William ("Col. Billy") Edwards (Springfield, Massachusetts, June 6, 1831 – September 21, 1898) was an American businessman in Cleveland, Ohio and horseman. He is noted as being one of the founders of harness racing's Grand Circuit.

==Career==
Edwards was born in Springfield, the son of Elisha Edwards and Eunice Lombard, who ran a drug store there. He moved to Cleveland in 1852 where he went to work for a wholesale grocer. After a year he went into partnership in a jobbing grocery business that eventually became William Edwards & Company until his death. He was "ranked among the foremost wholesale merchants of the middle west."

During the American Civil War he was a strong Union supporter, and was given the honorary title of "colonel" for his activities in organizing military units. He was a member of the Loyal Legion.

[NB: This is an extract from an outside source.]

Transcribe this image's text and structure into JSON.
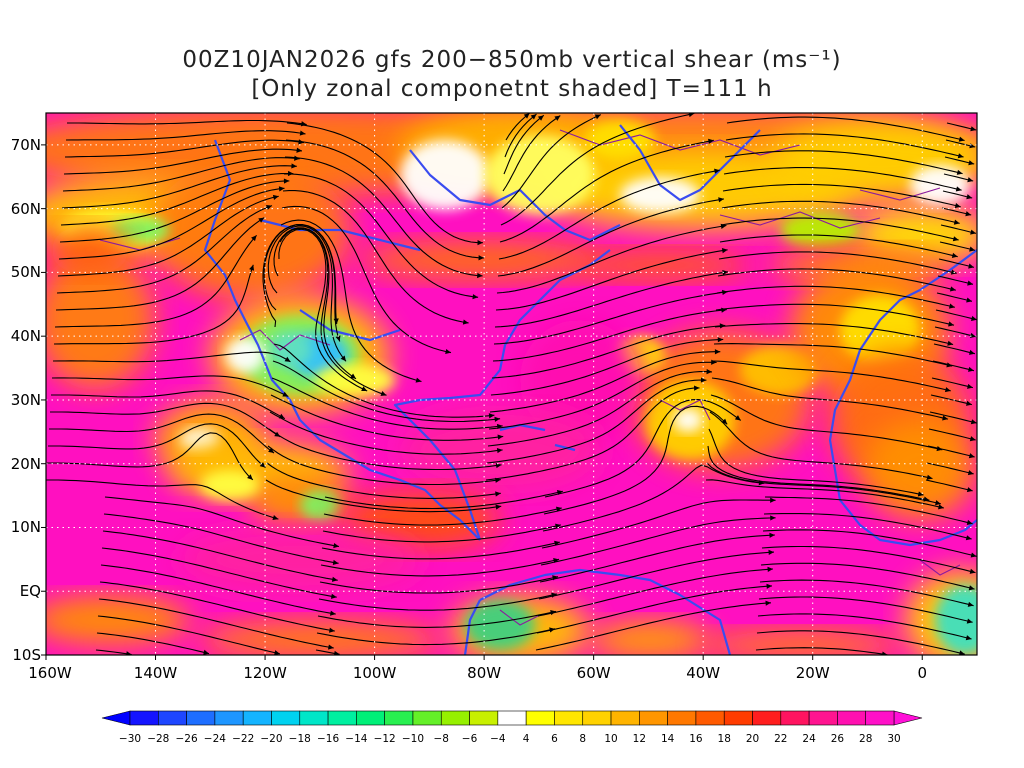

Edwards was active in civic and political affairs in Cleveland, and was one of the commissioners of the World's Columbian Exposition in Chicago, Illinois in 1893.

==Harness racing==
Edwards was avid horseman. He was president and organizer of the Cleveland Driving Park Association. As president of the Glenville Race Track "a horse has never started but Edwards gave the word." He was "an active member of the Board of Review of the National Trotting Association," and a steward of the Grand Circuit races.

"He is credited with introducing the pacer to Grand Circuit racing in 1878."

He is a member of the Harness Racing Hall of Fame.